Агеев вздрогнул, прислушался. Артур и Шурка помчались вниз, и он различил едва слышный грохот тяжелых машин на дороге за кладбищем. Грохот этот все нарастал, заполняя собой окраинное пространство поселка, послышался лязг гусениц, и вот они выползли из-за угла кладбищенской ограды – два неуклюжих коптящих трактора с приподнятыми над дорогой широкими ножами бульдозеров. Напротив въезда в карьер оба остановились, не глуша двигателей, из кабины переднего вывалились на дорогу два человека, прошли к карьеру. Немного погодя к ним присоединился и бульдозерист из второй машины. Скорым шагом они вместе обошли карьер, осмотрели окрестности, постояли недолго на самой верхушке возле обрыва. О чем они там разговаривали, Агееву не было слышно из-за рокота двигателей на дороге, где уже вертелись Шурка и Артур.
Агеев словно в прострации сидел возле палатки, и, только когда бульдозеристы заняли свои места в кабинах и мощно взревели двигатели, он поднялся. Стараясь не дать себе размышлять или колебаться, словно отрезая все пути к отступлению, быстро повыдергивал дюралевые колышки оттяжек, палатка сморщилась и опала на землю, и он начал лихорадочно собирать вещи, извлекая их из прорехи палатки, второпях запихивая все в рюкзак. Хорошо, что вещей было немного, главное место занимала палатка, которую он впопыхах беспорядочно скомкал и, приминая коленом, тоже запихал в рюкзак. На его насиженном за лето месте больше ничего не оставалось, кроме слегка дымившего костерка да пластмассового ведерка на примятом, с белыми травяными побегами квадрате под днищем палатки. Скудный мусор он предусмотрительно сжег поутру, место, в общем, оставалось в порядке. Закинув за плечо тяжеловатый рюкзак, он пошел по косогору вниз. Перед тем как свернуть за кладбище, не удержавшись, оглянулся. Ревя двигателем, первый бульдозер уже толкал к краю обрыва огромную земляную кучу, за ним, несколько поотстав, вгрызался в землю второй бульдозер. Вот-вот с обрыва в карьер должна была обрушиться гора рыхлого грунта, и Агеев, почти физически ощущая шум и тяжесть его падения, прибавил шагу.

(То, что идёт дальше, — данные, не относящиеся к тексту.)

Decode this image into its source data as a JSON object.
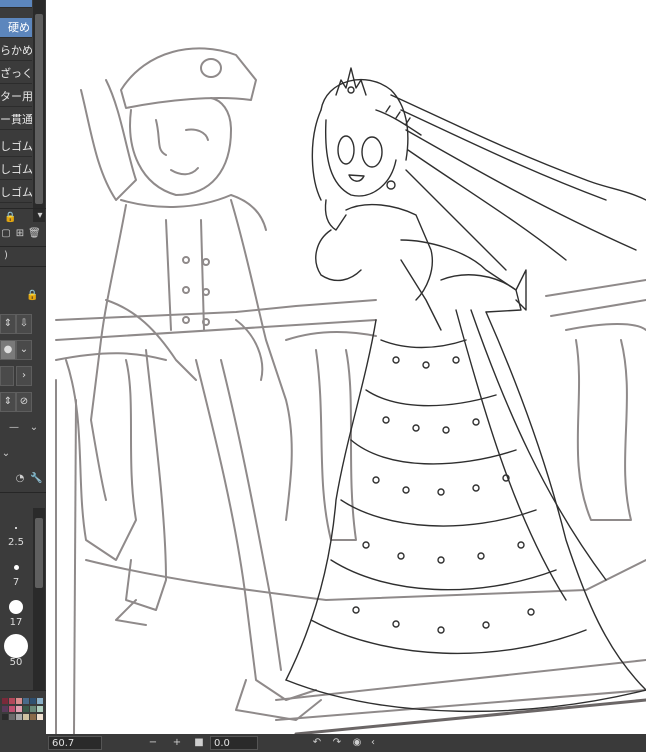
{
  "subtools": [
    {
      "label": "硬め",
      "active": true
    },
    {
      "label": "らかめ",
      "active": false
    },
    {
      "label": "ざっくり",
      "active": false
    },
    {
      "label": "ター用",
      "active": false
    },
    {
      "label": "ー貫通",
      "active": false
    },
    {
      "label": "しゴム",
      "active": false
    },
    {
      "label": "しゴム",
      "active": false
    },
    {
      "label": "しゴム",
      "active": false
    }
  ],
  "brush_sizes": [
    "2.5",
    "7",
    "17",
    "50"
  ],
  "status": {
    "zoom": "60.7",
    "angle": "0.0"
  },
  "colors": {
    "panel": "#3b3b3b",
    "accent": "#5c86bd",
    "rough_sketch": "#8f8a8a",
    "line_art": "#2f2f2f"
  }
}
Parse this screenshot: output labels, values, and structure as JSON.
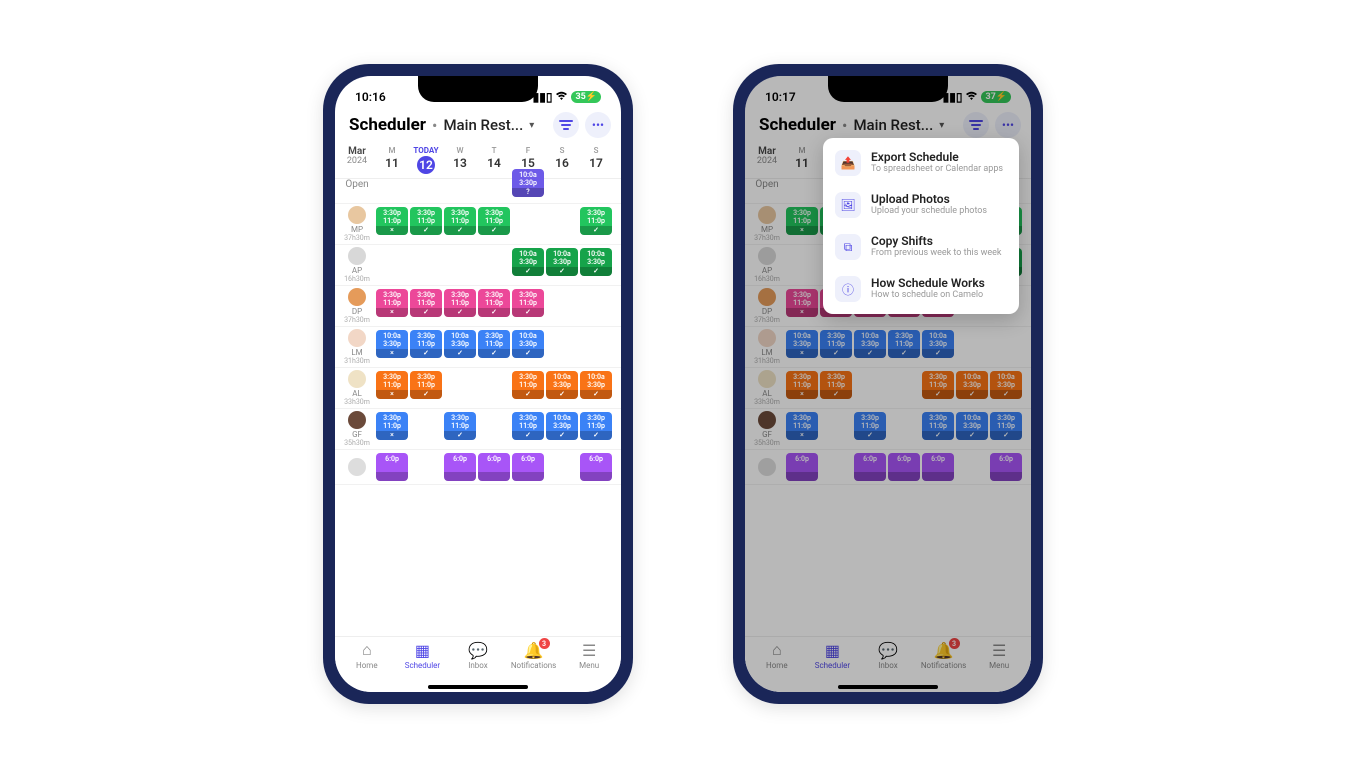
{
  "status": {
    "time1": "10:16",
    "time2": "10:17",
    "battery": "35"
  },
  "header": {
    "title": "Scheduler",
    "location": "Main Rest..."
  },
  "weekLabel": {
    "month": "Mar",
    "year": "2024"
  },
  "days": [
    {
      "dow": "M",
      "num": "11"
    },
    {
      "dow": "TODAY",
      "num": "12",
      "today": true
    },
    {
      "dow": "W",
      "num": "13"
    },
    {
      "dow": "T",
      "num": "14"
    },
    {
      "dow": "F",
      "num": "15"
    },
    {
      "dow": "S",
      "num": "16"
    },
    {
      "dow": "S",
      "num": "17"
    }
  ],
  "openRow": {
    "label": "Open",
    "cells": [
      null,
      null,
      null,
      null,
      {
        "c": "purple",
        "t1": "10:0a",
        "t2": "3:30p",
        "mark": "?"
      },
      null,
      null
    ]
  },
  "rows": [
    {
      "name": "MP",
      "hours": "37h30m",
      "avatar": "#e8c7a0",
      "cells": [
        {
          "c": "green",
          "t1": "3:30p",
          "t2": "11:0p",
          "mark": "×"
        },
        {
          "c": "green",
          "t1": "3:30p",
          "t2": "11:0p",
          "mark": "✓"
        },
        {
          "c": "green",
          "t1": "3:30p",
          "t2": "11:0p",
          "mark": "✓"
        },
        {
          "c": "green",
          "t1": "3:30p",
          "t2": "11:0p",
          "mark": "✓"
        },
        null,
        null,
        {
          "c": "green",
          "t1": "3:30p",
          "t2": "11:0p",
          "mark": "✓"
        }
      ]
    },
    {
      "name": "AP",
      "hours": "16h30m",
      "avatar": "#d8d8d8",
      "cells": [
        null,
        null,
        null,
        null,
        {
          "c": "green2",
          "t1": "10:0a",
          "t2": "3:30p",
          "mark": "✓"
        },
        {
          "c": "green2",
          "t1": "10:0a",
          "t2": "3:30p",
          "mark": "✓"
        },
        {
          "c": "green2",
          "t1": "10:0a",
          "t2": "3:30p",
          "mark": "✓"
        }
      ]
    },
    {
      "name": "DP",
      "hours": "37h30m",
      "avatar": "#e59b5a",
      "cells": [
        {
          "c": "pink",
          "t1": "3:30p",
          "t2": "11:0p",
          "mark": "×"
        },
        {
          "c": "pink",
          "t1": "3:30p",
          "t2": "11:0p",
          "mark": "✓"
        },
        {
          "c": "pink",
          "t1": "3:30p",
          "t2": "11:0p",
          "mark": "✓"
        },
        {
          "c": "pink",
          "t1": "3:30p",
          "t2": "11:0p",
          "mark": "✓"
        },
        {
          "c": "pink",
          "t1": "3:30p",
          "t2": "11:0p",
          "mark": "✓"
        },
        null,
        null
      ]
    },
    {
      "name": "LM",
      "hours": "31h30m",
      "avatar": "#f2d7c6",
      "cells": [
        {
          "c": "blue",
          "t1": "10:0a",
          "t2": "3:30p",
          "mark": "×"
        },
        {
          "c": "blue",
          "t1": "3:30p",
          "t2": "11:0p",
          "mark": "✓"
        },
        {
          "c": "blue",
          "t1": "10:0a",
          "t2": "3:30p",
          "mark": "✓"
        },
        {
          "c": "blue",
          "t1": "3:30p",
          "t2": "11:0p",
          "mark": "✓"
        },
        {
          "c": "blue",
          "t1": "10:0a",
          "t2": "3:30p",
          "mark": "✓"
        },
        null,
        null
      ]
    },
    {
      "name": "AL",
      "hours": "33h30m",
      "avatar": "#efe2c5",
      "cells": [
        {
          "c": "orange",
          "t1": "3:30p",
          "t2": "11:0p",
          "mark": "×"
        },
        {
          "c": "orange",
          "t1": "3:30p",
          "t2": "11:0p",
          "mark": "✓"
        },
        null,
        null,
        {
          "c": "orange",
          "t1": "3:30p",
          "t2": "11:0p",
          "mark": "✓"
        },
        {
          "c": "orange",
          "t1": "10:0a",
          "t2": "3:30p",
          "mark": "✓"
        },
        {
          "c": "orange",
          "t1": "10:0a",
          "t2": "3:30p",
          "mark": "✓"
        }
      ]
    },
    {
      "name": "GF",
      "hours": "35h30m",
      "avatar": "#6b4a3a",
      "cells": [
        {
          "c": "blue",
          "t1": "3:30p",
          "t2": "11:0p",
          "mark": "×"
        },
        null,
        {
          "c": "blue",
          "t1": "3:30p",
          "t2": "11:0p",
          "mark": "✓"
        },
        null,
        {
          "c": "blue",
          "t1": "3:30p",
          "t2": "11:0p",
          "mark": "✓"
        },
        {
          "c": "blue",
          "t1": "10:0a",
          "t2": "3:30p",
          "mark": "✓"
        },
        {
          "c": "blue",
          "t1": "3:30p",
          "t2": "11:0p",
          "mark": "✓"
        }
      ]
    },
    {
      "name": "",
      "hours": "",
      "avatar": "#ddd",
      "cells": [
        {
          "c": "violet",
          "t1": "6:0p",
          "t2": "",
          "mark": ""
        },
        null,
        {
          "c": "violet",
          "t1": "6:0p",
          "t2": "",
          "mark": ""
        },
        {
          "c": "violet",
          "t1": "6:0p",
          "t2": "",
          "mark": ""
        },
        {
          "c": "violet",
          "t1": "6:0p",
          "t2": "",
          "mark": ""
        },
        null,
        {
          "c": "violet",
          "t1": "6:0p",
          "t2": "",
          "mark": ""
        }
      ]
    }
  ],
  "tabs": [
    {
      "label": "Home",
      "icon": "⌂"
    },
    {
      "label": "Scheduler",
      "icon": "▦",
      "active": true
    },
    {
      "label": "Inbox",
      "icon": "💬"
    },
    {
      "label": "Notifications",
      "icon": "🔔",
      "badge": "3"
    },
    {
      "label": "Menu",
      "icon": "☰"
    }
  ],
  "menu": [
    {
      "icon": "📤",
      "title": "Export Schedule",
      "sub": "To spreadsheet or Calendar apps"
    },
    {
      "icon": "🖼",
      "title": "Upload Photos",
      "sub": "Upload your schedule photos"
    },
    {
      "icon": "⧉",
      "title": "Copy Shifts",
      "sub": "From previous week to this week"
    },
    {
      "icon": "ⓘ",
      "title": "How Schedule Works",
      "sub": "How to schedule on Camelo"
    }
  ]
}
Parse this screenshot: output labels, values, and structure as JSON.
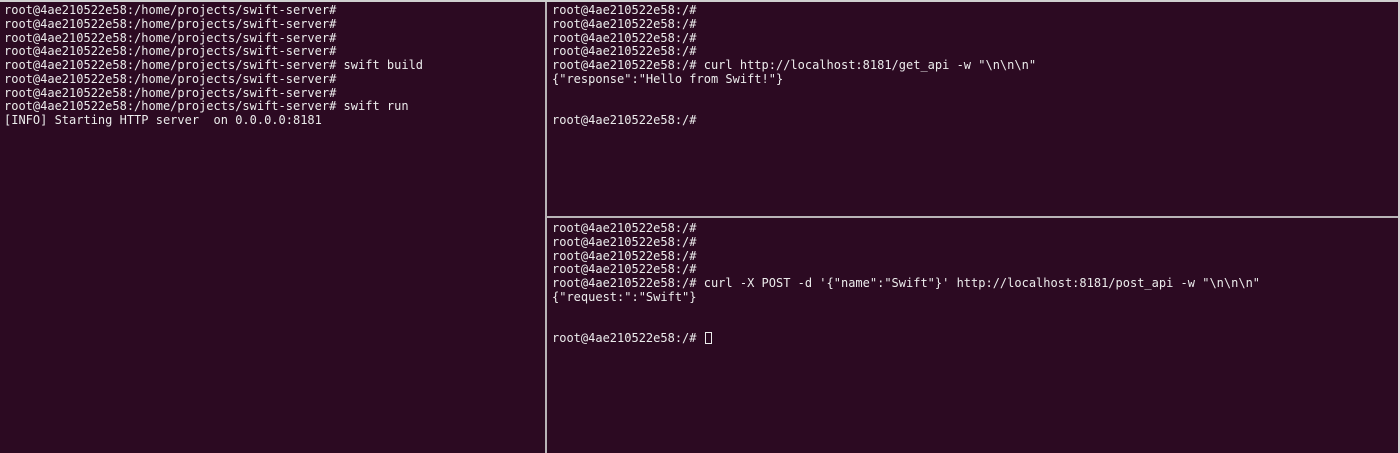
{
  "panes": {
    "left": {
      "lines": [
        "root@4ae210522e58:/home/projects/swift-server#",
        "root@4ae210522e58:/home/projects/swift-server#",
        "root@4ae210522e58:/home/projects/swift-server#",
        "root@4ae210522e58:/home/projects/swift-server#",
        "root@4ae210522e58:/home/projects/swift-server# swift build",
        "root@4ae210522e58:/home/projects/swift-server#",
        "root@4ae210522e58:/home/projects/swift-server#",
        "root@4ae210522e58:/home/projects/swift-server# swift run",
        "[INFO] Starting HTTP server  on 0.0.0.0:8181"
      ]
    },
    "top_right": {
      "lines": [
        "root@4ae210522e58:/#",
        "root@4ae210522e58:/#",
        "root@4ae210522e58:/#",
        "root@4ae210522e58:/#",
        "root@4ae210522e58:/# curl http://localhost:8181/get_api -w \"\\n\\n\\n\"",
        "{\"response\":\"Hello from Swift!\"}",
        "",
        "",
        "root@4ae210522e58:/#"
      ]
    },
    "bottom_right": {
      "lines": [
        "root@4ae210522e58:/#",
        "root@4ae210522e58:/#",
        "root@4ae210522e58:/#",
        "root@4ae210522e58:/#",
        "root@4ae210522e58:/# curl -X POST -d '{\"name\":\"Swift\"}' http://localhost:8181/post_api -w \"\\n\\n\\n\"",
        "{\"request:\":\"Swift\"}",
        "",
        ""
      ],
      "active_prompt": "root@4ae210522e58:/#"
    }
  },
  "colors": {
    "background": "#2c0a22",
    "text": "#ececec",
    "divider": "#b9b4b7"
  },
  "icons": {
    "cursor": "block-cursor-icon"
  }
}
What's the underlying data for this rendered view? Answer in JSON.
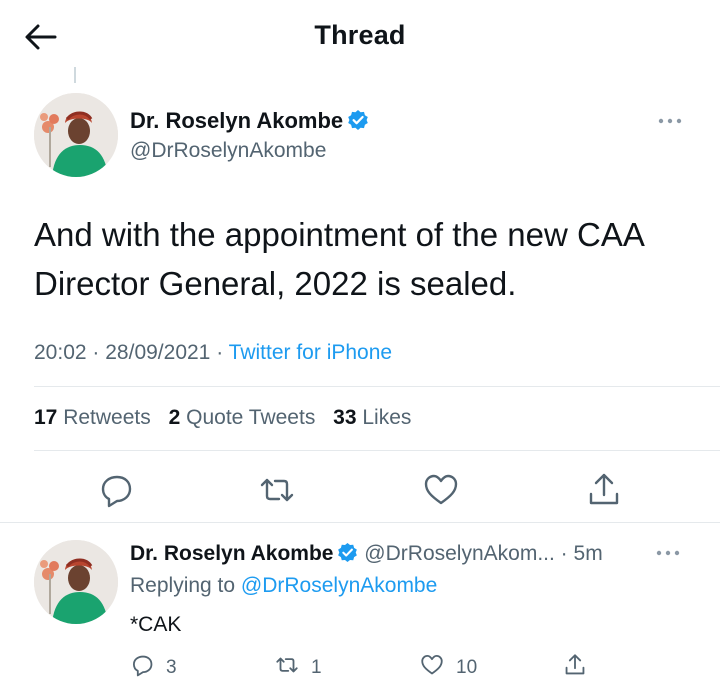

Громоздкий рюкзак, однако, больно отдавил плечо, пока он добрел до автостанции, располагавшейся в кирпичном павильончике возле центральной площади. Там перед фанерным стендом с расписанием облегченно свалил на асфальт свою ношу, минуту изучал сроки прибытия автобусов, хотя уже с самого начала было ясно, что опоздал. Автобус на Менск отправился в шесть утра, следующий должен прийти через сутки. Правда, был еще один, проходящий, прибывающий вечером, но билеты на него продавали после прибытия. Агеев устало присел на рюкзак, отдыхая, соображал, как быть, и ничего другого не придумал, как искать приюта в гостинице.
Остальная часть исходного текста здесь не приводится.